The scatter plot and regression line (thick red line) is plotted below.
```{r}
plot(GPA ~ studyHr, data=survey, las=1, pch=16, xlab="average study hours/day")
abline(fit, col="red", lwd=2)
```
**d. (2 points) Based on the result in part (c), what can you conclude about the relationship of GPA and average study hours?**
Since the slope is positive and is highly significant, there is evidence to suggest an assoication between a student who spends more hours studying and having a higher GPA. There is a positive correlation between the average study hours and GPA.
However, the correlation coefficient between the GPA and study hour is `r round(cor(survey$GPA,survey$studyHr),2)` (computed by the command `cor(survey$GPA,survey$studyHr)`). This is not a strong correlation.
**e. (2 points) Make a scatter plot of the residuals versus studyHr for the regression result in part (c).**
```{r}
# Residual plot for part (c)
plot(fit$residuals ~ survey$studyHr, xlab="average study hours/day",
ylab="Residuals", las=1, pch=16)
abline(h=0)
```
**f. (9 points) Create 4 subsets of the survey data frame containing freshman, sophomore, junior and senior students. Then fit a linear model predicting GPA from studyHr for each group. The slope of which group(s) is significant at the 5% level?**
**Hint: If you forget how to subset a data frame, review Week 3's Lon Capa problem on subsetting a data frame.**
```{r}
# subset data
survey_fr <- survey[survey$schoolYear=="Freshman",]
survey_so <- survey[survey$schoolYear=="Sophomore",]
survey_jr <- survey[survey$schoolYear=="Junior",]
survey_sr <- survey[survey$schoolYear=="Senior",]
# fit linear models
fit_fr <- lm(GPA ~ studyHr, data=survey_fr)
fit_so <- lm(GPA ~ studyHr, data=survey_so)
fit_jr <- lm(GPA ~ studyHr, data=survey_jr)
fit_sr <- lm(GPA ~ studyHr, data=survey_sr)
# look at the models
summary(fit_fr)
summary(fit_so)
summary(fit_jr)
summary(fit_sr)
```
From the summaries, we see that the slopes for the freshmen, sophomores and seniors are significant at the 5% level.
**g. (2 points) Use the `predict()` function on one of the linear models in (f) to predict the GPA of a senior student spending 1.5 hours/day studying.**
```{r}
(GPA_pred <- predict(fit_sr, newdata=data.frame(studyHr=1.5)))
```
So the predicted GPA is `r round(GPA_pred,2)`.

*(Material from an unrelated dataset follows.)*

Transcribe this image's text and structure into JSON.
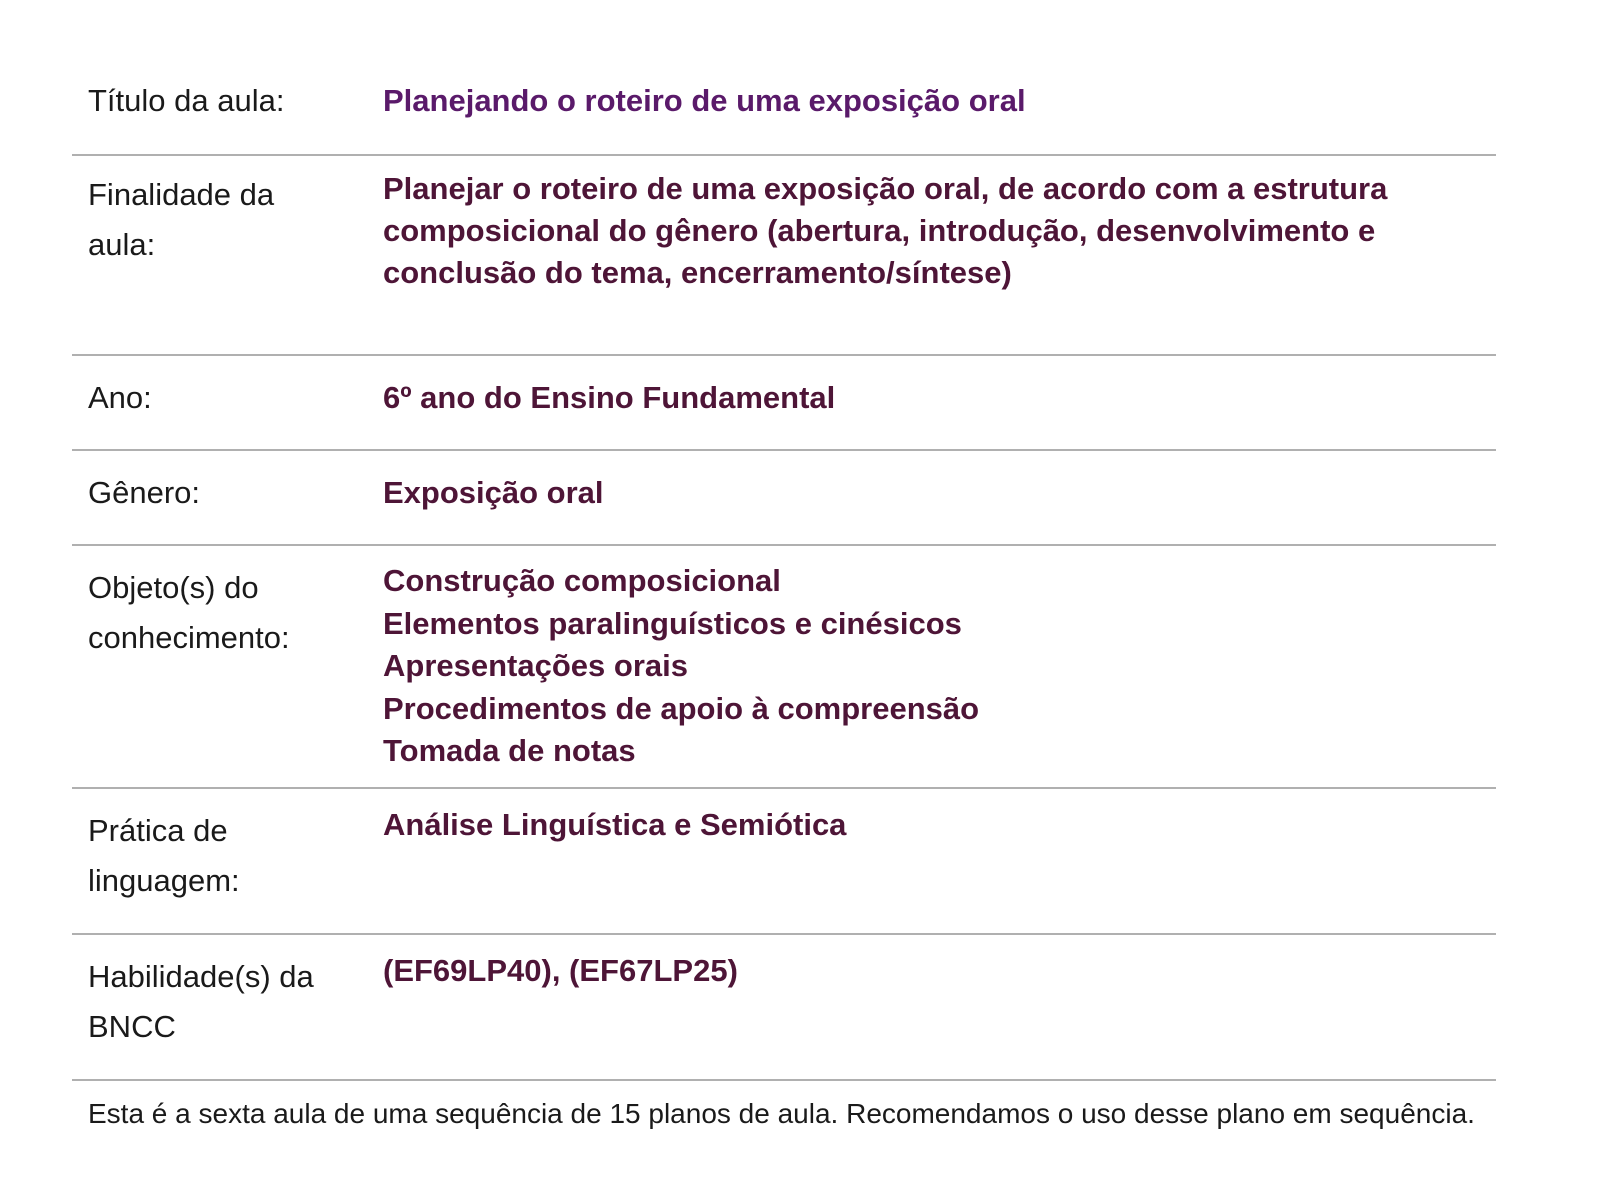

**h. (4 points) Fit a linear model predicting studyHr from GPA for the senior students. Then use it and the `predict()` function to predict studyHr for a senior student with a GPA = GPA_g, where GPA_g is the predicted GPA calculated in part (g) above. Is the predicted value of studyHr greater than, equal to, or smaller than 1.5?**
**(As you've learned in Stat 100, this phenomenon is a consequence of the regression to the mean.)**
```{r}
# linear model
fit_hours <- lm(studyHr ~ GPA, data=survey_sr)
# make prediction
(studyHr_pred <- predict(fit_hours, newdata=data.frame(GPA=GPA_pred)))
```
We see that the predicted studyHr is `r round(studyHr_pred,2)`, which is greater than 1.5.
The predicted studyHr, `r round(studyHr_pred,2)`, is closer to the mean of `survey_sr$studyHr` (= `r mean(survey_sr$studyHr)`) than 1.5 is to the mean, a consequence of the *regression to the mean*.